Yves Bamberger. C’est une question éthique. Dans cette étude, sont présentées sept trajectoires, 6 avec un même niveau de consommation d’électricité et une dernière avec un niveau nettement plus bas, absolument pas crédible. Pour autant, le niveau de consommation supposé dans les 6 premières hypothèses reste encore trop bas, si l’on pense à l’électrification à venir de l’industrie ou des transports… Et cela, même si l’on évolue sur la transition énergétique dans le bâtiment. Aussi, considérer que la consommation d’électricité va rester au niveau actuel, surtout quand on raisonne à 2060 avec l’évolution de la population mondiale, cela ne nous semble pas crédible. Il faut garder davantage d’humilité face à de telles hypothèses… Vu l’échéance et les nombreuses incertitudes, on ne peut pas conclure. Enfin, les trajectoires qu’ils préconisent dans cette étude, ne disent en rien si l’on parviendra à la neutralité carbone en 2050-2060… Ce qui est pourtant l’un des objectifs du gouvernement et des Accords de Paris.

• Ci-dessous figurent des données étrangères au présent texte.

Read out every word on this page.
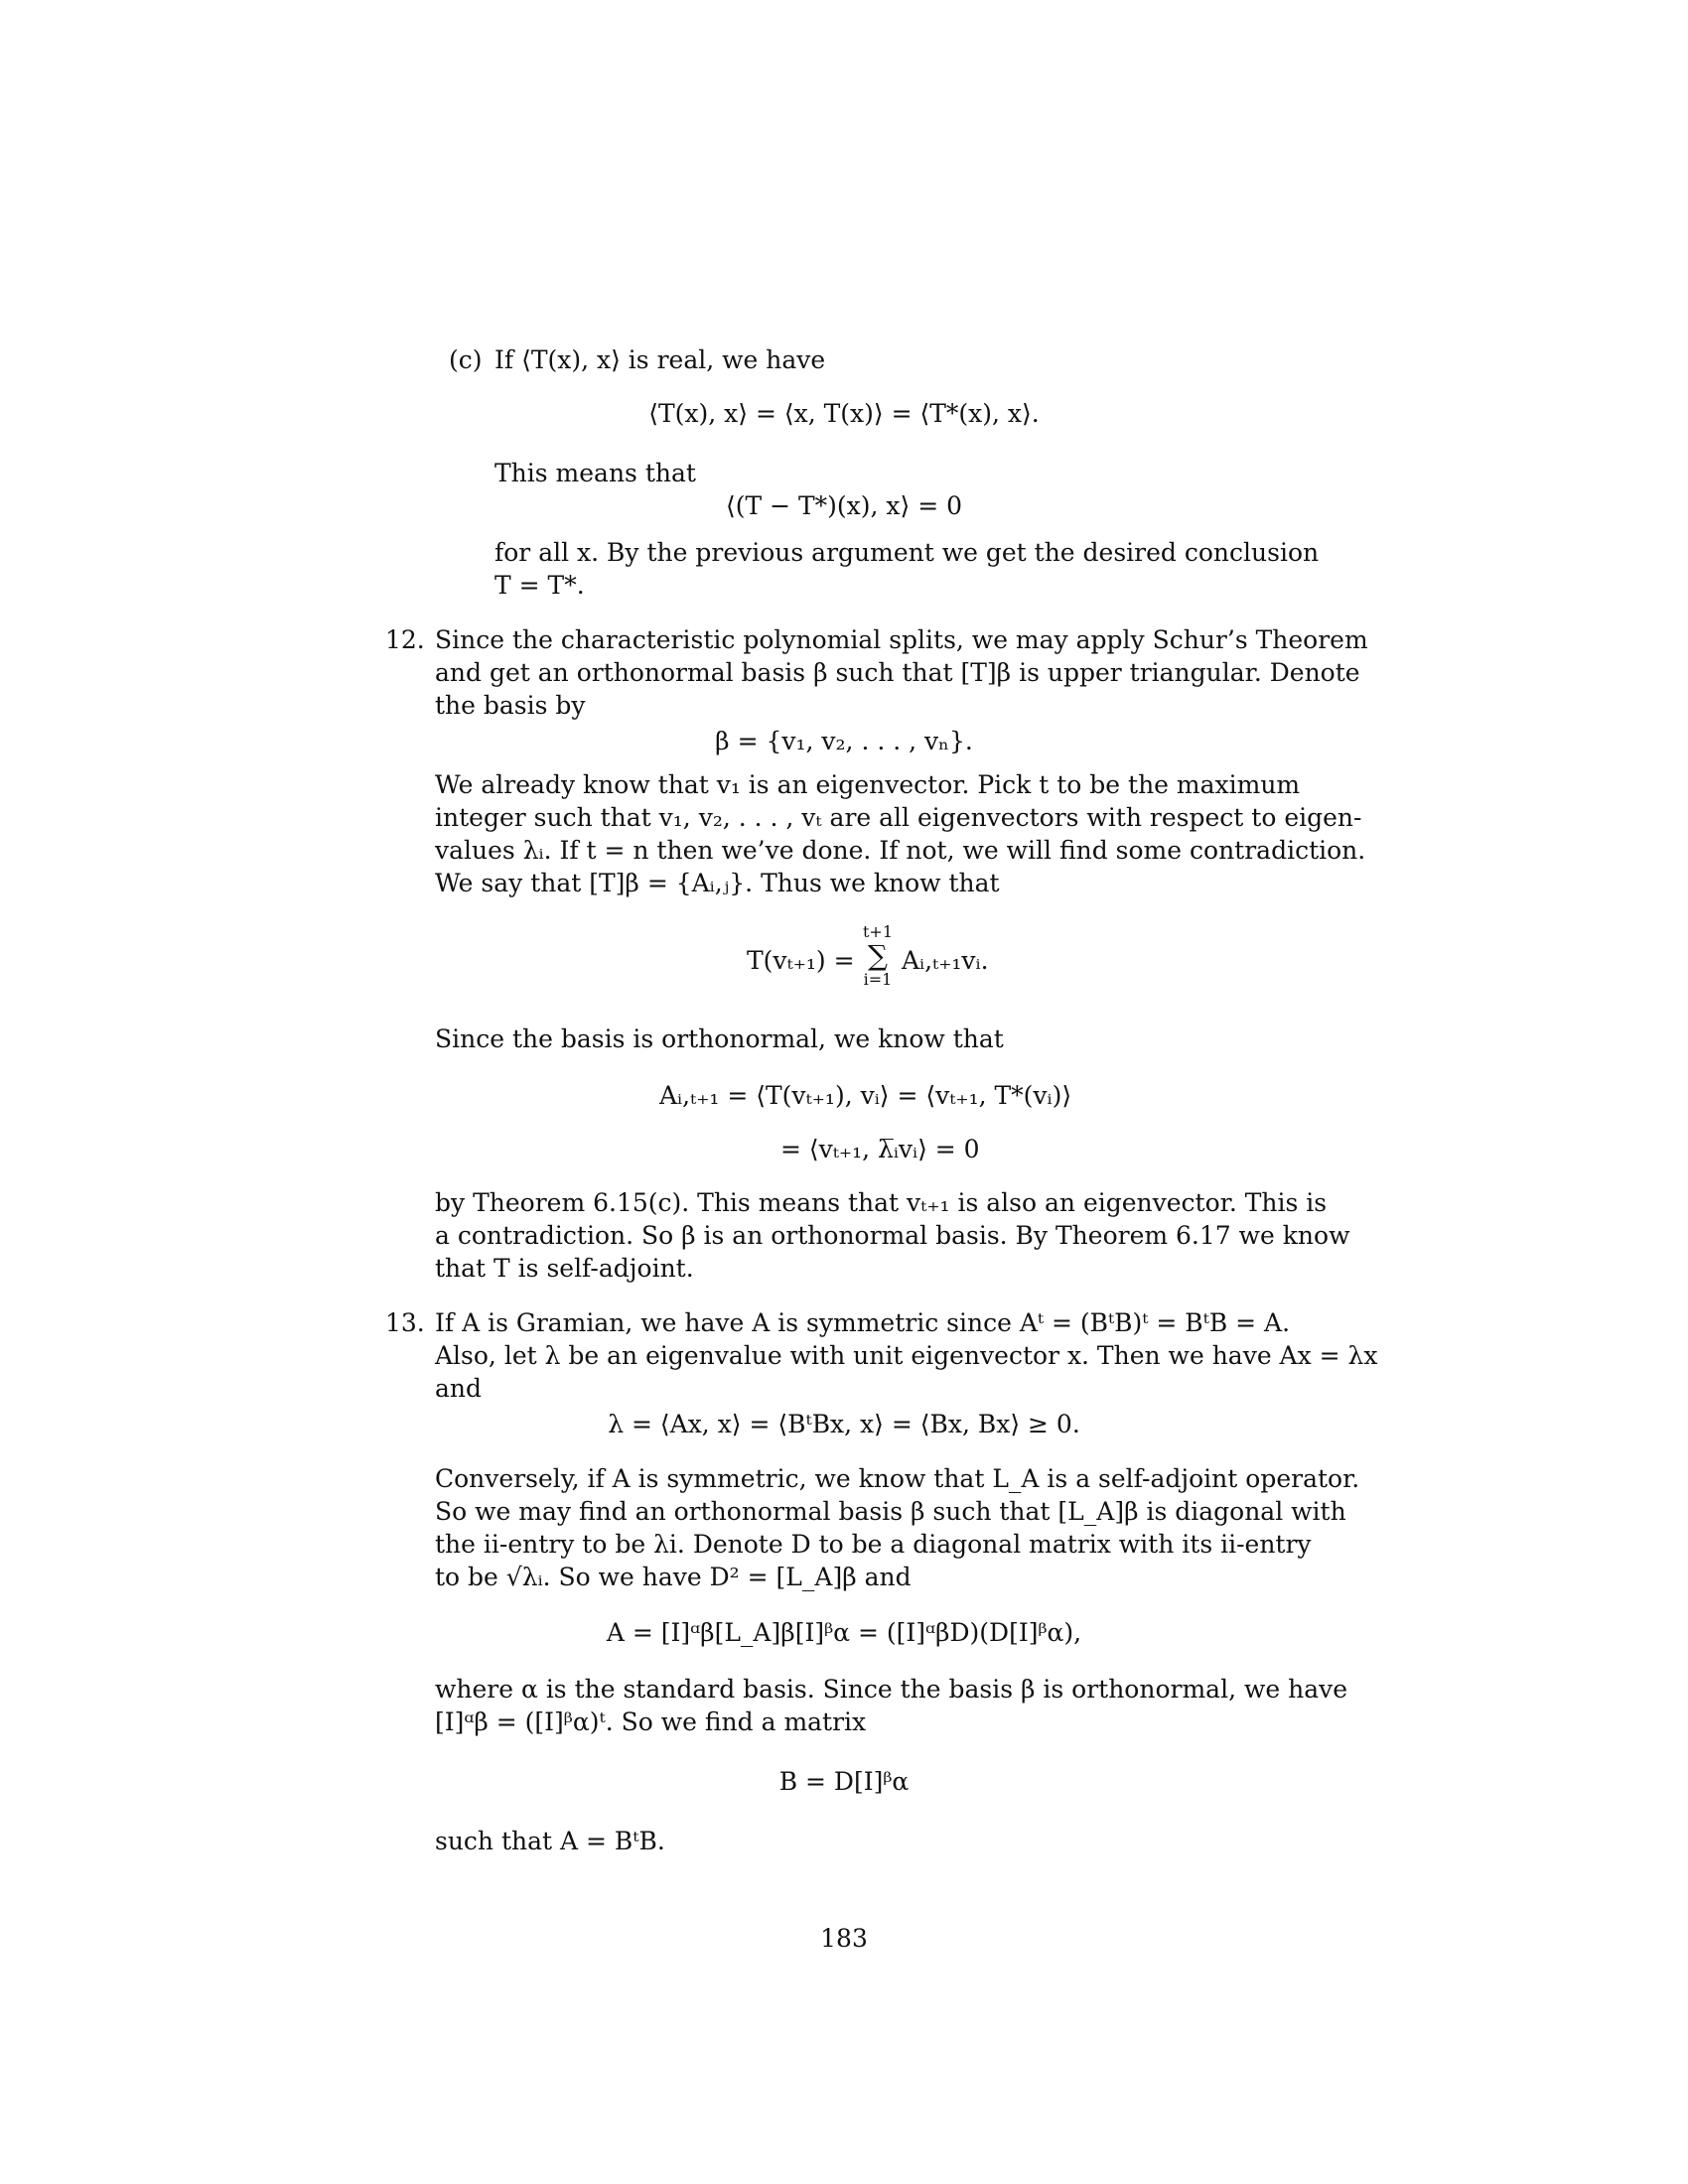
(c) If ⟨T(x), x⟩ is real, we have
⟨T(x), x⟩ = ⟨x, T(x)⟩ = ⟨T*(x), x⟩.
This means that
⟨(T − T*)(x), x⟩ = 0
for all x. By the previous argument we get the desired conclusion
T = T*.
12. Since the characteristic polynomial splits, we may apply Schur’s Theorem
and get an orthonormal basis β such that [T]β is upper triangular. Denote
the basis by
β = {v₁, v₂, . . . , vₙ}.
We already know that v₁ is an eigenvector. Pick t to be the maximum
integer such that v₁, v₂, . . . , vₜ are all eigenvectors with respect to eigen-
values λᵢ. If t = n then we’ve done. If not, we will find some contradiction.
We say that [T]β = {Aᵢ,ⱼ}. Thus we know that
T(vₜ₊₁) =
t+1
∑
i=1
Aᵢ,ₜ₊₁vᵢ.
Since the basis is orthonormal, we know that
Aᵢ,ₜ₊₁ = ⟨T(vₜ₊₁), vᵢ⟩ = ⟨vₜ₊₁, T*(vᵢ)⟩
= ⟨vₜ₊₁, λ̅ᵢvᵢ⟩ = 0
by Theorem 6.15(c). This means that vₜ₊₁ is also an eigenvector. This is
a contradiction. So β is an orthonormal basis. By Theorem 6.17 we know
that T is self-adjoint.
13. If A is Gramian, we have A is symmetric since Aᵗ = (BᵗB)ᵗ = BᵗB = A.
Also, let λ be an eigenvalue with unit eigenvector x. Then we have Ax = λx
and
λ = ⟨Ax, x⟩ = ⟨BᵗBx, x⟩ = ⟨Bx, Bx⟩ ≥ 0.
Conversely, if A is symmetric, we know that L_A is a self-adjoint operator.
So we may find an orthonormal basis β such that [L_A]β is diagonal with
the ii-entry to be λi. Denote D to be a diagonal matrix with its ii-entry
to be √λᵢ. So we have D² = [L_A]β and
A = [I]ᵅβ[L_A]β[I]ᵝα = ([I]ᵅβD)(D[I]ᵝα),
where α is the standard basis. Since the basis β is orthonormal, we have
[I]ᵅβ = ([I]ᵝα)ᵗ. So we find a matrix
B = D[I]ᵝα
such that A = BᵗB.
183
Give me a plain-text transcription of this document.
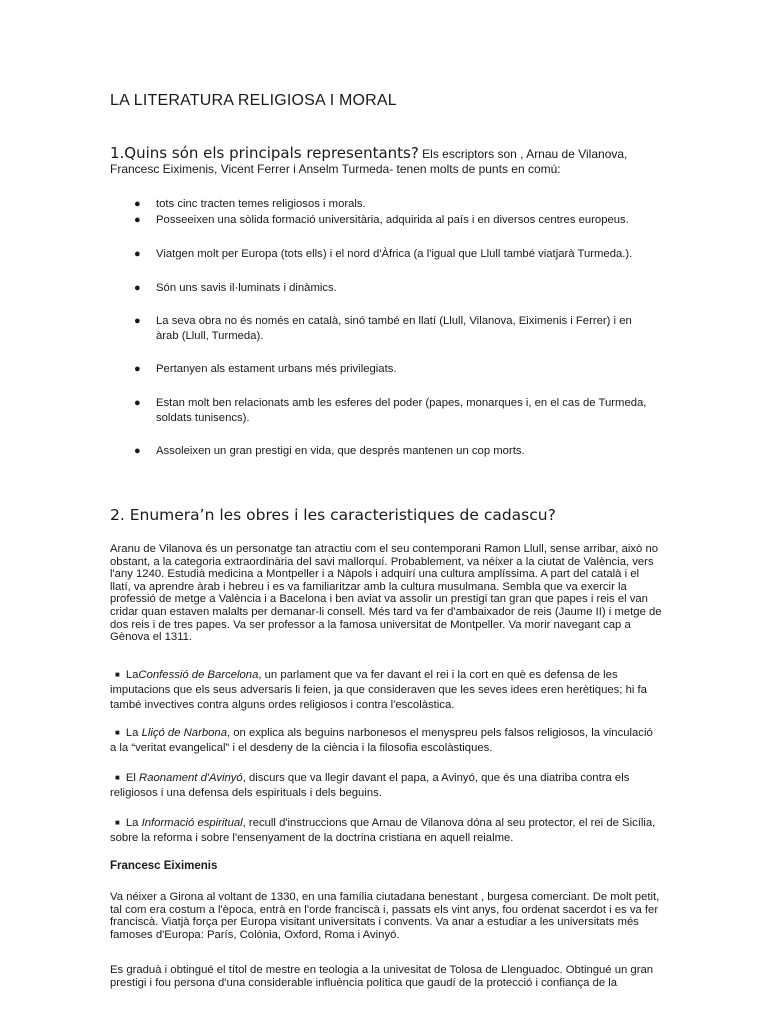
LA LITERATURA RELIGIOSA I MORAL
1.Quins són els principals representants? Els escriptors son , Arnau de Vilanova, Francesc Eiximenis, Vicent Ferrer i Anselm Turmeda- tenen molts de punts en comú:
●	tots cinc tracten temes religiosos i morals.
●	Posseeixen una sòlida formació universitària, adquirida al país i en diversos centres europeus.
●	Viatgen molt per Europa (tots ells) i el nord d'Àfrica (a l'igual que Llull també viatjarà Turmeda.).
●	Són uns savis il·luminats i dinàmics.
●	La seva obra no és només en català, sinó també en llatí (Llull, Vilanova, Eiximenis i Ferrer) i en àrab (Llull, Turmeda).
●	Pertanyen als estament urbans més privilegiats.
●	Estan molt ben relacionats amb les esferes del poder (papes, monarques i, en el cas de Turmeda, soldats tunisencs).
●	Assoleixen un gran prestigi en vida, que després mantenen un cop morts.
2. Enumera’n les obres i les caracteristiques de cadascu?
Aranu de Vilanova és un personatge tan atractiu com el seu contemporani Ramon Llull, sense arribar, això no obstant, a la categoria extraordinària del savi mallorquí. Probablement, va néixer a la ciutat de València, vers l'any 1240. Estudià medicina a Montpeller i a Nàpols i adquirí una cultura amplíssima. A part del català i el llatí, va aprendre àrab i hebreu i es va familiaritzar amb la cultura musulmana. Sembla que va exercir la professió de metge a València i a Bacelona i ben aviat va assolir un prestigi tan gran que papes i reis el van cridar quan estaven malalts per demanar-li consell. Més tard va fer d'ambaixador de reis (Jaume II) i metge de dos reis i de tres papes. Va ser professor a la famosa universitat de Montpeller. Va morir navegant cap a Gènova el 1311.
■ LaConfessió de Barcelona, un parlament que va fer davant el rei i la cort en què es defensa de les imputacions que els seus adversaris li feien, ja que consideraven que les seves idees eren herètiques; hi fa també invectives contra alguns ordes religiosos i contra l'escolàstica.
■ La Lliçó de Narbona, on explica als beguins narbonesos el menyspreu pels falsos religiosos, la vinculació a la “veritat evangelical” i el desdeny de la ciència i la filosofia escolàstiques.
■ El Raonament d'Avinyó, discurs que va llegir davant el papa, a Avinyó, que és una diatriba contra els religiosos i una defensa dels espirituals i dels beguins.
■ La Informació espiritual, recull d'instruccions que Arnau de Vilanova dóna al seu protector, el rei de Sicília, sobre la reforma i sobre l'ensenyament de la doctrina cristiana en aquell reialme.
Francesc Eiximenis
Va néixer a Girona al voltant de 1330, en una família ciutadana benestant , burgesa comerciant. De molt petit, tal com era costum a l'època, entrà en l'orde franciscà i, passats els vint anys, fou ordenat sacerdot i es va fer franciscà. Viatjà força per Europa visitant universitats i convents. Va anar a estudiar a les universitats més famoses d'Europa: París, Colònia, Oxford, Roma i Avinyó.
Es graduà i obtingué el títol de mestre en teologia a la univesitat de Tolosa de Llenguadoc. Obtingué un gran prestigi i fou persona d'una considerable influència política que gaudí de la protecció i confiança de la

Au vu d’un écart de coûts très faible des trajectoires de l’Ademe (moins de 3 %) à un horizon si lointain, les conclusions de cette étude sont prématurées. Selon l’Académie des technologies dans ses commentaires

Face à ces contradictions que vous relevez, que peut-on en conclure ?

Yves Bamberger. L’Ademe dans ses rapports successifs fait une promotion systématique des renouvelables et cherche tous les paramètres de telle sorte que cela conduise à baisser le nucléaire et l’arrêter le plus vite possible. Que ce soit un organisme public qui sortent des documents sur ce sujet qui n’ont pas la rigueur nécessaire pose problème. Il se doit d’abord d’être neutre pour permettre ensuite à des militants de militer, des politiques de décider… L’Ademe n’a pas à promouvoir un certain nombre de solutions, mais doit donner des éléments factuels, voire publier un rapport rigoureux et vérifiable. Ce qui n’est pas le cas.

Pourquoi l’Académie prend-elle une telle position ?

Yves Bamberger. Pour deux raisons. D’une part, ce document n’est pas scientifique et l’Ademe ne contribue absolument pas au débat en publiant une telle étude. Il faut respecter le public et le gouvernement. D’autre part, le secteur de l’énergie nécessitera de très gros investissements dans les 40 années qui viennent. Il est donc très important pour notre pays et les générations futures d’avoir des documents de référence consistants pour permettre de prendre les bonnes décisions. On ne peut pas laisser dire des choses fausses face au niveau de dépenses que cela va induire.